Unia plaide pour un folklore super-diversifié

23 Octobre 2019
Domaine d'action: Vie en société
Critère de discrimination: Racisme

Unia plaide en faveur d'un regard plus inclusif sur les événements folkloriques et le patrimoine immatériel tels que le carnaval. Les organisateurs et les partenaires locaux peuvent jouer un rôle important à cet égard. C'est l'une des recommandations formulées par Unia dans un rapport publié à l'issue du débat sur le char antisémite d'Alost.

Le nouveau rapport sera envoyé, entre autres, à l'UNESCO. "Ce rapport est donc plus qu'une analyse juridique. Nous rappelons les origines du carnaval. Et nous ne voulons pas éluder une discussion plus large : à savoir, comment intégrer les anciennes coutumes et traditions populaires dans notre société extrêmement diverse contemporaine ? Si on y parvient, le carnaval pourrait devenir une fête où tout le monde y trouve son compte", dit Patrick Charlier, directeur d'Unia. 

Se parler est un début  

Dans cet esprit, Unia suggère que le dialogue et la sensibilisation aient la priorité. "Ce qui est blessant pour une personne est considéré comme du folklore pour une autre. Or, l’on ne peut concilier les sensibilités de chacun par la loi. Il faut se parler pour prendre en compte les sentiments de l’autre et apprendre à regarder à travers ses yeux."

C’est ainsi qu’Unia a organisé des discussions entre le Forum des Organisations juives et un groupe de carnavalistes alostois. "Sans le vouloir, leur char, qui véhiculait des stéréotypes antisémites, rappelle la propagande nazie. Nous comprenons que cette association a choqué beaucoup de gens. Nous venions d'un conflit très polarisé. Les deux parties connaissent maintenant le point de vue et le contexte de l'autre partie. Le fait de se parler ne garantit pas que les stéréotypes ne réapparaîtront plus jamais, mais c'est un début."

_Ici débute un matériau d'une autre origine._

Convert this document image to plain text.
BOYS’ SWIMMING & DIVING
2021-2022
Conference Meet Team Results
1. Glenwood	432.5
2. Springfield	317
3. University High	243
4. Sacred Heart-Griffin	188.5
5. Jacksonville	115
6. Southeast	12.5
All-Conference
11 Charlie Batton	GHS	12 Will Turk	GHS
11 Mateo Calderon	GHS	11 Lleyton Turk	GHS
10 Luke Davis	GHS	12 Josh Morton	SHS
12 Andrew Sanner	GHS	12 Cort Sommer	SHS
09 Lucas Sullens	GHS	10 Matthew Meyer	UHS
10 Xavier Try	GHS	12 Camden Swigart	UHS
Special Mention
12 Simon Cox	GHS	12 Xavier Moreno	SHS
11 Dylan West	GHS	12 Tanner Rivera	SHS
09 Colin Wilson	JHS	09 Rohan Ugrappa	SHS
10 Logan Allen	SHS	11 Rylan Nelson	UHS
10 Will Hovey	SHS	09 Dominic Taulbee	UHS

Pour les carnavalistes, la liberté d'expression implique que l’on peut se moquer de tout et de tous. Inversement, cette liberté signifie aussi que si le débat s'anime il faut être capable de faire face aux critiques.

Dans le même temps, Unia s'inquiète de la tournure que prend la question du carnaval. "Même les caricatures qui frappent fortement les esprits de manière non intentionnelle ne devraient pas entraîner de menaces. Les réactions très dures émanant d’un peu partout que les carnavalistes du groupe ont reçues les ont beaucoup affectés", ajoute Patrick Charlier. 

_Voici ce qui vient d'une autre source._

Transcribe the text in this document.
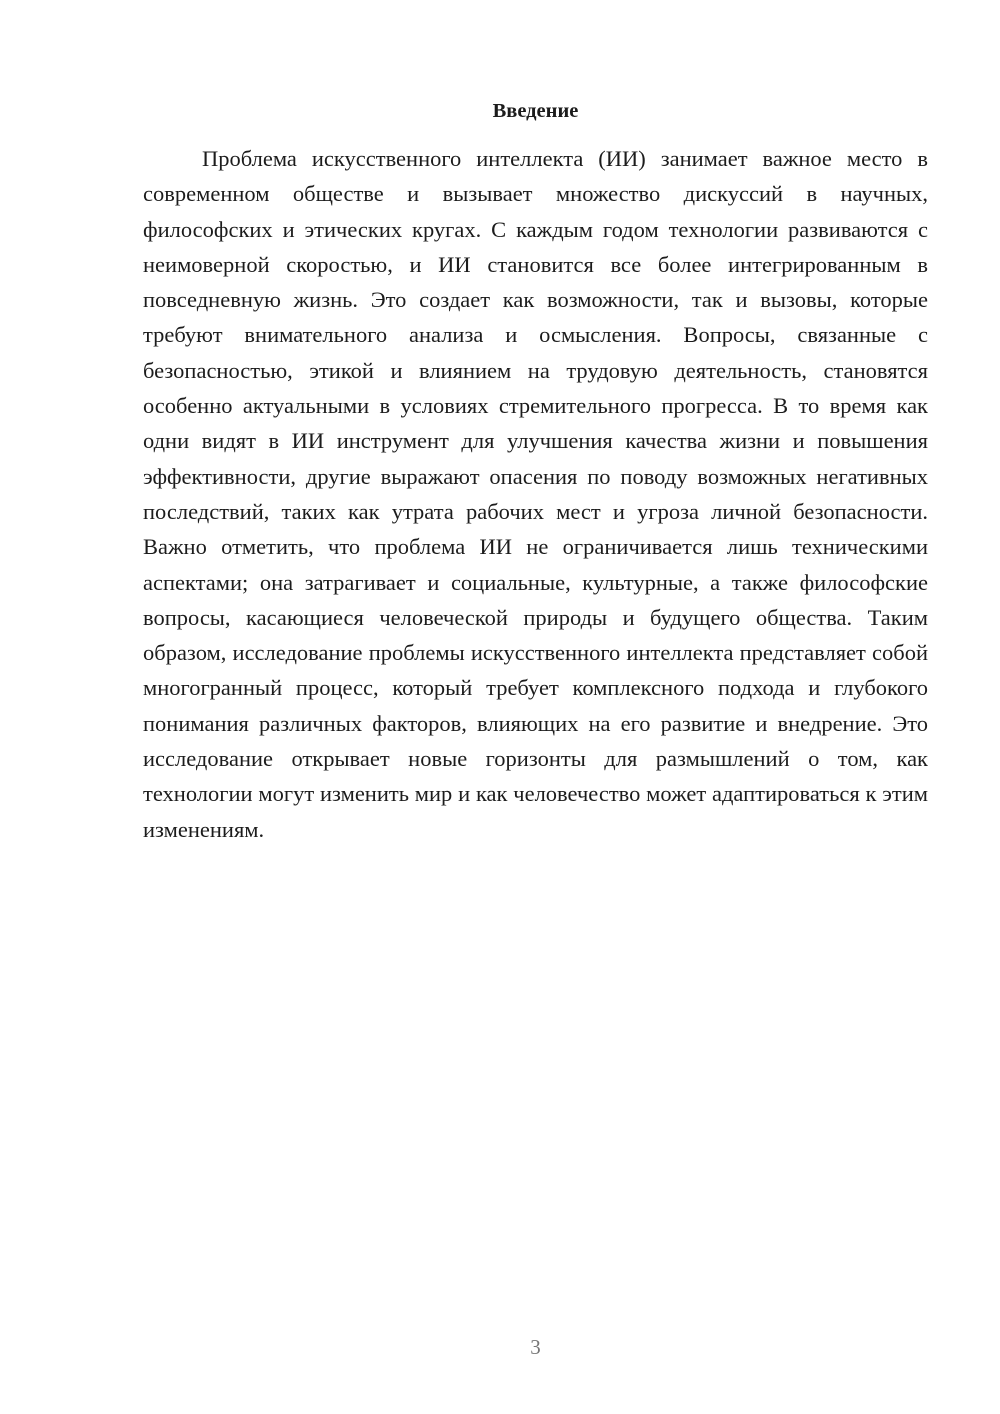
Введение

Проблема искусственного интеллекта (ИИ) занимает важное место в современном обществе и вызывает множество дискуссий в научных, философских и этических кругах. С каждым годом технологии развиваются с неимоверной скоростью, и ИИ становится все более интегрированным в повседневную жизнь. Это создает как возможности, так и вызовы, которые требуют внимательного анализа и осмысления. Вопросы, связанные с безопасностью, этикой и влиянием на трудовую деятельность, становятся особенно актуальными в условиях стремительного прогресса. В то время как одни видят в ИИ инструмент для улучшения качества жизни и повышения эффективности, другие выражают опасения по поводу возможных негативных последствий, таких как утрата рабочих мест и угроза личной безопасности. Важно отметить, что проблема ИИ не ограничивается лишь техническими аспектами; она затрагивает и социальные, культурные, а также философские вопросы, касающиеся человеческой природы и будущего общества. Таким образом, исследование проблемы искусственного интеллекта представляет собой многогранный процесс, который требует комплексного подхода и глубокого понимания различных факторов, влияющих на его развитие и внедрение. Это исследование открывает новые горизонты для размышлений о том, как технологии могут изменить мир и как человечество может адаптироваться к этим изменениям.

3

Les écoles, les mouvements de jeunesse, le monde associatif ont également un rôle à jouer pour rendre les cortèges et les fêtes populaires plus inclusifs. Ils peuvent travailler sur les stéréotypes qui conduisent aux préjugés, qui à leur tour peuvent causer de la discrimination. Les autorités locales peuvent mener des campagnes pour encourager les organiseurs de fêtes populaires à tenir compte du contexte de chacun. 

L’esprit du temps doit changer 

Par les médias sociaux, les images des cortèges et des fêtes atteignent un public de plus en plus large et sont parfois sorties de leur contexte. De plus, les traditions n'étaient pas remises en question dans le passé, ce qui est le cas à présent, observe Unia.  "En soi, c'est une bonne chose. Les événements folkloriques peuvent évoluer en fonction de l'évolution des opinions et de nouvelles perspectives. C'est ainsi que la fête pourra l’être pour tout le monde", poursuit Patrick Charlier.

Que dit la loi ? 

Le rapport d'Unia aborde également le contexte juridique. "Nous avons analysé les signalements sur base de la législation en vigueur. Selon nous, - certainement dans le contexte très spécifique du carnaval - il n'y avait pas d'incitation consciente à la haine, à la discrimination ou à la violence contre les Juifs. En outre, les idées racistes n'ont pas été délibérément diffusées et il n'était pas question d'insulter volontairement les individus. Par ailleurs, les carnavalistes n'ont pas violé la loi sur le négationnisme. Le char ne faisait aucune référence au nazisme ou à la Shoah", telle est la conclusion juridique du rapport.